In reading other people's blogs, I've learned that I'm a terrible blogger. I have several posts floating around in my head. The time it takes to get them out of my head is longer than the time I have. I have great respect for the bloggers that post every day. Right now, it's not me. So I'll blog as my schedule allows. And honestly if it's a choice between blogging and running, I tell you about the run later.
So on my time off, my mandatory vacation, on the injury list, I did a lot of nothing, for at least a week. The pain localized, felt like a stitch healing and then just became a "feeling." I can still feel it or think I can. I'm very sensitive to it. As a family we hiked through the Great Smoky Mountains during spring break. With little girlios, it didn't demand a lot from me except patience. I ran a few times there. The hills were good for me. Lately, I've been adding mileage.
Last week I ran 23 miles. Five days a week. Too much. I'm back to resting. The previous week I ran 20 miles in just two runs, a 9 miler and an 11 miler. I felt pretty good that week, great actually. Last week's long run left me with "the pain." This week I'm going back to two or three days. I'm feeling it out.
The Pittsburgh Half Marathon is in a week and a half. I'll finish it. I won't be pretty or a PR, but with enough rest, it will be fun. I'm still undecided about Grandma's Marathon in June, leaning toward a DNS. Unlike my last three marathons, which I completed within a 13 month span and adhered strongly to my training plans, sometimes exceeding the mileage, this one, if I choose to do it, will be by feel. It could go very badly. If I push, it could go even worse. My mind has shifted to the Omaha Marathon in September. I'm excited about that one. One of my dearest dearest friends lives there. She's one of those friends that taught me just by being who she is as a person and a mother. I'm a terrible correspondent, really a terrible long distance friend. I don't call, barely write and just wish thoughts were transferable because I think of her and her family often. I'm excited to visit, catch up and see her new town on foot.

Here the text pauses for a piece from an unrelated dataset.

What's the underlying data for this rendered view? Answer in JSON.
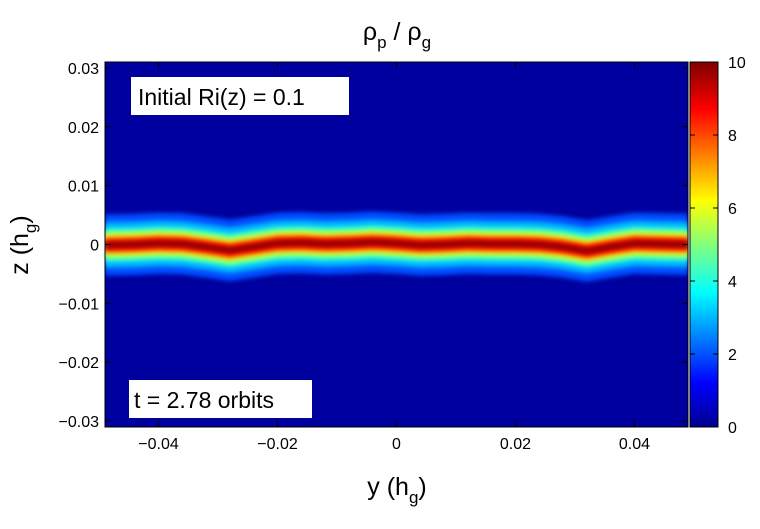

So many friends are doing races in these next few weeks. I'm so excited for them. Some are running their first marathons or first halves. Exciting. All healthy or close. It's invigorating. The energy at races makes me smile. For the first time, I'm injured. Injured enough to know that it's going to be a while until I get back to everyday running. Between the excitement are pangs of envy. I feel like the little sister who wants to catch up but can't. My injury doesn't lend itself to riding bikes or walking. Long strides are killer. I'm hesitant to do a DVD with a variety of exercises. It's a very mellowing injury. As the general population would be happy running twice a week, I can't wait for something more. When summer comes, I want to move! Snow in the forecast this weekend reminds me that the weather still has a ways to go, just like me.
One thing I do know about little sisters, with four girlios in the house, is that catching up is possible. It's just a matter of time. While in the Great Smoky Mountains this spring break, I took off down the trail calling my girls to follow. I took my pace easy because I'm injured. G1 and G2 ran with me. There was great crying between G3 and G4 in falling behind with Dad. To my great surprise, G2 surpassed G1 and me. And she sustained it. I would not have made that bet from the previous summer. She had no desire to catch up, and now a season later, her legs stretched.
I hope the same for myself. For this season, I'll watch and heal, readying myself to catch up and hopefully take flight.
Just taking everything in stride, like my race day shirt says.